Recent data shows significantly better outcomes in horses exhibiting foot lameness when MRIs are done early. “If the finances are there to support an MRI, the sooner the better – especially if you’re questioning the diagnosis,” said Ortved. “It allows a more clear understanding of what’s going on in the foot and allows you to target treatment more appropriately.” While costs vary, Ortved estimates that in the northeast, a standing MRI without sedation is usually $2,500 per foot, and up to $3,500 for an MRI under general anesthesia.

Ortved says the fact that horses are athletes makes it difficult to prevent navicular syndrome. “I think you can takes steps to limit the impact and concussive forces on the foot, like avoiding riding on hard ground, which also helps prevent sole bruising,” she said. “Good shoeing and trimming is key. Horses with excessively long toe puts more pressure on the deep digital flexor tendon, and that hits the back of the navicular bone and causes damage.”

Pat Reilly, chief of farrier services at the University of Pennsylvania’s New Bolton Center, has worked extensively with competition horses for 25 years and says that good outcomes in treating navicular syndrome are more likely when vets and farriers work together. He added that despite scientific improvements and approaches in shoeing, there is still some art involved in treatment.

“A lot of people come to the farrier first,” said Reilly, “but without a diagnosis, we can make a situation worse instead of better. If I put a bar shoe on a horse that has a little bit of lameness, I’m changing the distribution of force on that foot, and it might make the horse better – but it could make the horse worse. As a farrier, my goal is to take whatever structures the vet identifies as pathologic and try to take some of the force off those structures. Without a diagnosis, I’m operating in the dark.”

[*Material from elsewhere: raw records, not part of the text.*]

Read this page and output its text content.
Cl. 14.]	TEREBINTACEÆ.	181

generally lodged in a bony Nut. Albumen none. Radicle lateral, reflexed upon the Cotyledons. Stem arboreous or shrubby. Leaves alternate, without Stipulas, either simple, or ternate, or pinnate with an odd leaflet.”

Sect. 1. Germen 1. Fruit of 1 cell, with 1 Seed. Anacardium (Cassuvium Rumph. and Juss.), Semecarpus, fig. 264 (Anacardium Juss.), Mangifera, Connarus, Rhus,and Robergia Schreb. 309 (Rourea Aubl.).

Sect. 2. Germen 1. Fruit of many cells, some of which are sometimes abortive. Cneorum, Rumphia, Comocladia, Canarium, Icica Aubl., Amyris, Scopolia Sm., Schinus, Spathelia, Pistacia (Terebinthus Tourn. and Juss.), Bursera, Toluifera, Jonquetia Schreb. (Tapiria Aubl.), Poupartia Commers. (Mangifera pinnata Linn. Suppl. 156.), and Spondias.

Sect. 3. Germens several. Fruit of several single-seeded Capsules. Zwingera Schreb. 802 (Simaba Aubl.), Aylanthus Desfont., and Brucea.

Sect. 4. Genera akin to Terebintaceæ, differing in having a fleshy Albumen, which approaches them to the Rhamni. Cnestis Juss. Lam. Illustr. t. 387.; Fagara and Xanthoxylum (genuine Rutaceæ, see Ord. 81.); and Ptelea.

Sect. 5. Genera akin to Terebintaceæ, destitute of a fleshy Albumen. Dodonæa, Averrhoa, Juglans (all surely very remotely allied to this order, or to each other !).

Reilly says one word he doesn’t allow in his farrier shop is ‘balance.’  “That suggests that we know exactly what we’re doing, and we don’t,” he said. “The second part of that is (assuming) things are going to stay where we put them – and they don’t. Horses’ feet grow. X-rays can be useful in identifying where the internal structures are, and especially in identifying distortion of the hoof capsule. Farriers have a tendency to focus on the outside of the foot, and we can fit shoes to distortion and not necessarily factor things like bony alignment and the position of the shoe relative to the center of articulation of the coffin bone.”

Ortved explains the use of bisphosphonates, drugs used in human medicine for degenerative bone conditions such as osteoporosis and bone fragility disorders. “Bisphosphonates stop or interfere with the activity of osteoclasts – the cells in bone that break down bone,” she said. “They secrete enzymes that break down the mineral material that makes up bone. The other cells in bone are osteoblasts, and those are responsible for making new bone material. In some navicular disorders, there is increased breakdown of bone without new bone being formed. In navicular syndrome, we see inappropriate breakdown of bone in response to impact.” Ortved added that the role of bisphosphonates isn’t clear, but they offer a degree of analgesic effect, perhaps through opioid receptors.